Answer: you just do it! I did not breastfeed because apparently I am not that coordinated. I took a shortcut and pumped. When I heard the first baby start to stir, I would get up and start warming the bottles. I had these little propped feeding beds I set them in, and I put them on my bed on each side of my legs (I don't think this is possible with anything other than a King bed if you have your lazy husband sleeping next to you), and fed them. Just a little hint...I wouldn't change the diapers until after you've fed them because that is when they usually decide to load a diaper.

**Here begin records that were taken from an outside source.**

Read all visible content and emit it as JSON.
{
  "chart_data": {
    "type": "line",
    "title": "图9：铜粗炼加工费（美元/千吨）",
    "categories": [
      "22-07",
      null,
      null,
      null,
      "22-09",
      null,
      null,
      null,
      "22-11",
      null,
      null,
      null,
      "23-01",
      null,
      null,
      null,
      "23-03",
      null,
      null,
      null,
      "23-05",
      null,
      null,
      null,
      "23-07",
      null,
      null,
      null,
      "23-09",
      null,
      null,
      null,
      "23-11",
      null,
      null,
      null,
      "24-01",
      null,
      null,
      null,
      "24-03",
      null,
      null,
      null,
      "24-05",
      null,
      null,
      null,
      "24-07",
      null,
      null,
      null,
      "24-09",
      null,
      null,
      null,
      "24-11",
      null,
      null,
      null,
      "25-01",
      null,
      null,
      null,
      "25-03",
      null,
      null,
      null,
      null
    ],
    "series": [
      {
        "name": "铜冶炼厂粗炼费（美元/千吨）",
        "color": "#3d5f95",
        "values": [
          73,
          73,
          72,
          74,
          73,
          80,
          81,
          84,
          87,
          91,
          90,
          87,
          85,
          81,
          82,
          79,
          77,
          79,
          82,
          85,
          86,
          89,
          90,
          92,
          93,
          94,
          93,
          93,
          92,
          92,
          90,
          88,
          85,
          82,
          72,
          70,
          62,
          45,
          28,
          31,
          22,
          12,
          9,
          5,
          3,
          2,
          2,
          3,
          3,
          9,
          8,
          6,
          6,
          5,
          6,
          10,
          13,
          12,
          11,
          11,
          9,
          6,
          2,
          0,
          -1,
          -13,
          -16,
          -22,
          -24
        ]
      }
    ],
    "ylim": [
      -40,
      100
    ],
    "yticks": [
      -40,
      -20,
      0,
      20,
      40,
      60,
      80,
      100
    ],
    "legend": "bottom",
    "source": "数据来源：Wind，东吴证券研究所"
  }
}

How do you go shopping alone?
Answer: you don't! I know lots of moms with multiples that would put their babies in a stroller and pull a cart behind them. It just is not worth the trouble. Between trying to get around people in the store and praying that your babies don't flip out for some reason (because you have no hands left!) it is not worth the stress and aggravation. Wait until someone can go with you or someone can watch the babies. Or you can do what I did, make a list and make your husband go.

How do you sleep?
Answer: again, you don't! Everyone you know will tell you 'sleep when the babies sleep'...but most chances are these are not people that were taking care of two babies at one time! No offense but they are clueless! When your babies are sleeping during the day, you are cleaning bottles, doing laundry, trying to take a much needed shower, etc. You just have to get by until they are sleeping a little longer. If you are lucky enough, your husband can take a night shift (I sadly was not lucky enough lol).

Quotes

A good neighbor will babysit. A great neighbor will babysit twins.